Perhaps many of the features are correlated (eg. NamePrefix and Sex) and that is taking some of the 'random' out of the 'forest'

## Feature Insights

In [38]:
def get_feature_importances(training_data, model, featuresCol):
      "Returns feature importance values for the passed dataset and model"
      
      feature_metadata = training_data.select(featuresCol).schema[0].metadata['ml_attr']['attrs']

      attribute_idx_title = {}
      for i in feature_metadata.keys():
        metadata = feature_metadata[i]
        for j in metadata:
          attribute_idx_title[j["idx"]] = j["name"]

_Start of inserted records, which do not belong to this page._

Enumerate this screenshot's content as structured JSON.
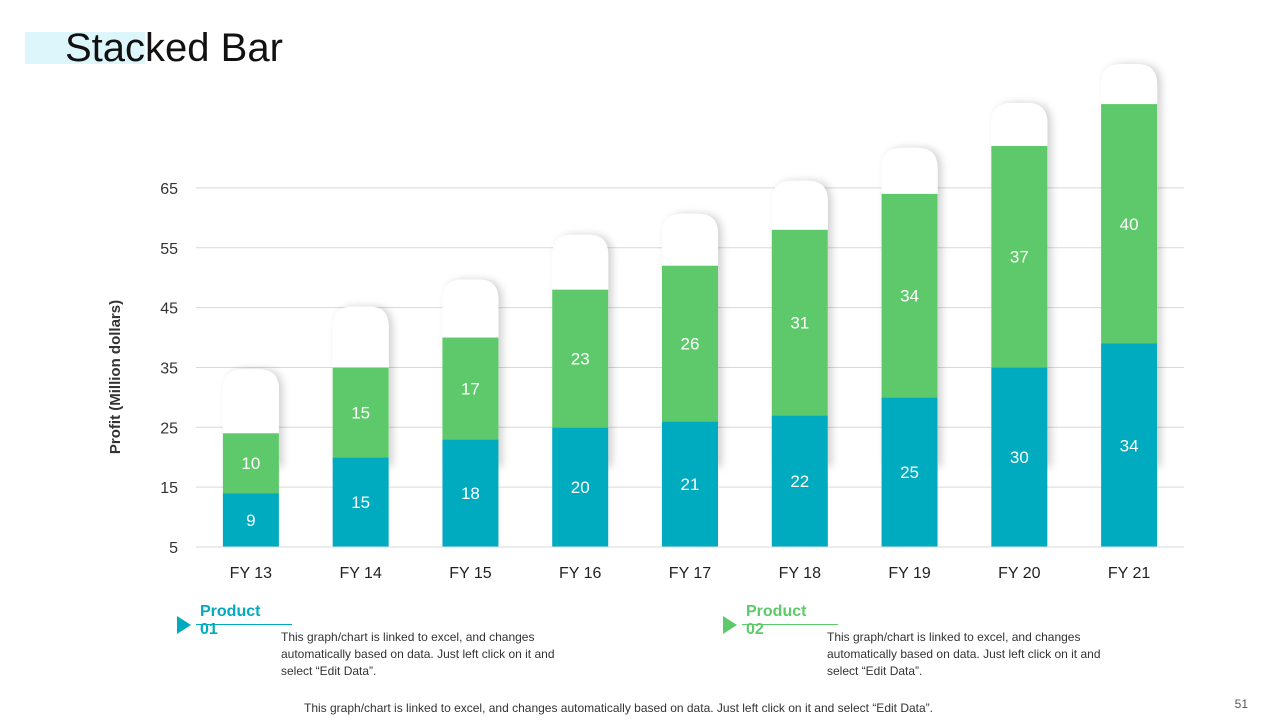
{
  "title": "Stacked Bar",
  "legend": [
    {
      "name": "Product 01",
      "color": "#00aabf",
      "description": "This graph/chart is linked to excel, and changes automatically based on data. Just left click on it and select “Edit Data”."
    },
    {
      "name": "Product 02",
      "color": "#5ec96a",
      "description": "This graph/chart is linked to excel, and changes automatically based on data. Just left click on it and select “Edit Data”."
    }
  ],
  "footer": "This graph/chart is linked to excel, and changes automatically based on data. Just left click on it and select “Edit Data”.",
  "page_number": "51",
  "chart_data": {
    "type": "bar",
    "stacked": true,
    "title": "",
    "xlabel": "",
    "ylabel": "Profit (Million dollars)",
    "categories": [
      "FY 13",
      "FY 14",
      "FY 15",
      "FY 16",
      "FY 17",
      "FY 18",
      "FY 19",
      "FY 20",
      "FY 21"
    ],
    "series": [
      {
        "name": "Product 01",
        "color": "#00aabf",
        "values": [
          9,
          15,
          18,
          20,
          21,
          22,
          25,
          30,
          34
        ]
      },
      {
        "name": "Product 02",
        "color": "#5ec96a",
        "values": [
          10,
          15,
          17,
          23,
          26,
          31,
          34,
          37,
          40
        ]
      }
    ],
    "yticks": [
      5,
      15,
      25,
      35,
      45,
      55,
      65
    ],
    "ylim": [
      5,
      70
    ],
    "grid": true
  }
}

      feature_names = []; feature_indices = []; importances = []
      for K in list(model.featureImportances.indices):
        feature_indices.append(K)
        feature_names.append(attribute_idx_title[int(K)])
        importances.append(model.featureImportances[int(K)])
        
      max_importance = max(importances)
    
      feat_importances_table = spark.createDataFrame(
        pd.DataFrame(
        data={"feature":[f.replace("_enc","") for f in feature_names],
              "importance": [v for v in importances],
              "relative_importance": [np.round(v / float(max_importance), 5) for v in importances],
              "idx": feature_indices
             }
        )
      ).orderBy("relative_importance", ascending=False)
      
      return feat_importances_table

In [39]:
feat_imps = get_feature_importances(full_data, cvModel.bestModel, "features").select("feature","relative_importance")
#feat_imps = get_feature_importances(full_data, cvModel, "features").select("feature","relative_importance")

display(feat_imps)

feature,relative_importance
Sex,1.0
NamePrefix,0.65687
Fare,0.31553
Age,0.22659
TicketNumber,0.21295
Pclass,0.17768
CabinLetter,0.16501
CabinEntries,0.13705
SibSp,0.13622
Parch,0.1193


# Predict on Kaggle Test Set

In [41]:
# final_model = RandomForestClassifier(
#   labelCol='label',
#   featuresCol='features',
#   numTrees=cvModel.bestModel.getNumTrees,
#   maxDepth=cvModel.bestModel.getMaxDepth(),
#   minInstancesPerNode=cvModel.bestModel.getMinInstancesPerNode(),
#   featureSubsetStrategy=cvModel.bestModel.getFeatureSubsetStrategy()
# )

final_model = estimator

kaggle_test = train_4.filter(F.col("kaggle_test_train") == 'test')

final_predictions = final_model.fit(full_data).transform(kaggle_test)
#final_predictions = cvModel.transform(kaggle_test)

print(final_predictions.persist().count())

display(final_predictions.select(id_col,F.col("prediction").alias(target_var)).orderBy(id_col))

PassengerId,Survived
892,0.0
893,0.0
894,0.0
895,0.0
896,1.0
897,0.0
898,1.0
899,0.0
900,1.0
901,0.0


# End